Combination context determines value. gp100 added meaningful benefit when combined with IL-2 (an immune activator) but added nothing to ipilimumab (a checkpoint inhibitor). The same vaccine can succeed or fail depending on what it is combined with and how the immune response is supported.

Functional T-cell quality predicts outcomes. The ECOG 1696 finding that polyfunctional T cells correlated with survival, while mere T-cell frequency did not, changed how cancer vaccine trials measure immunogenicity.

The Bottom Line

The gp100 peptide vaccine underwent over two decades of clinical testing in melanoma. Early combination with IL-2 showed a 42% response rate in a small phase II study, validated by a phase III trial showing improved overall survival (17.8 vs 11.1 months) when combined with IL-2 versus IL-2 alone.

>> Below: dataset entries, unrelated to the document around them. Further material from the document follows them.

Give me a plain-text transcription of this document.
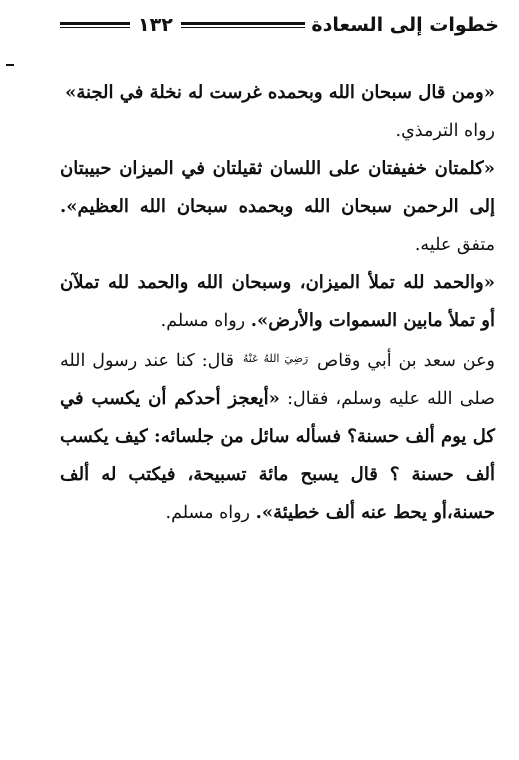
خطوات إلى السعادة
١٣٢

«ومن قال سبحان الله وبحمده غرست له نخلة في الجنة»
رواه الترمذي.

«كلمتان خفيفتان على اللسان ثقيلتان في الميزان حبيبتان إلى الرحمن سبحان الله وبحمده سبحان الله العظيم». متفق عليه.

«والحمد لله تملأ الميزان، وسبحان الله والحمد لله تملآن أو تملأ مابين السموات والأرض». رواه مسلم.

وعن سعد بن أبي وقاص $^{رَضِيَ اللهُ عَنْهُ}$ قال: كنا عند رسول الله صلى الله عليه وسلم، فقال: «أيعجز أحدكم أن يكسب في كل يوم ألف حسنة؟ فسأله سائل من جلسائه: كيف يكسب ألف حسنة ؟ قال يسبح مائة تسبيحة، فيكتب له ألف حسنة،أو يحط عنه ألف خطيئة». رواه مسلم.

However, three independent phase II trials reduced the response rate estimate to 16.5%. The vaccine's most consequential role was as the comparator arm in the landmark Hodi 2010 ipilimumab trial, where gp100 alone achieved only 6.4 months median survival and added no benefit to ipilimumab. Later research revealed that the incomplete Freund's adjuvant used in the formulation trapped T cells at injection sites rather than directing them to tumors. These findings reshaped cancer vaccine development, pushing the field toward neoantigen-based approaches and improved delivery platforms.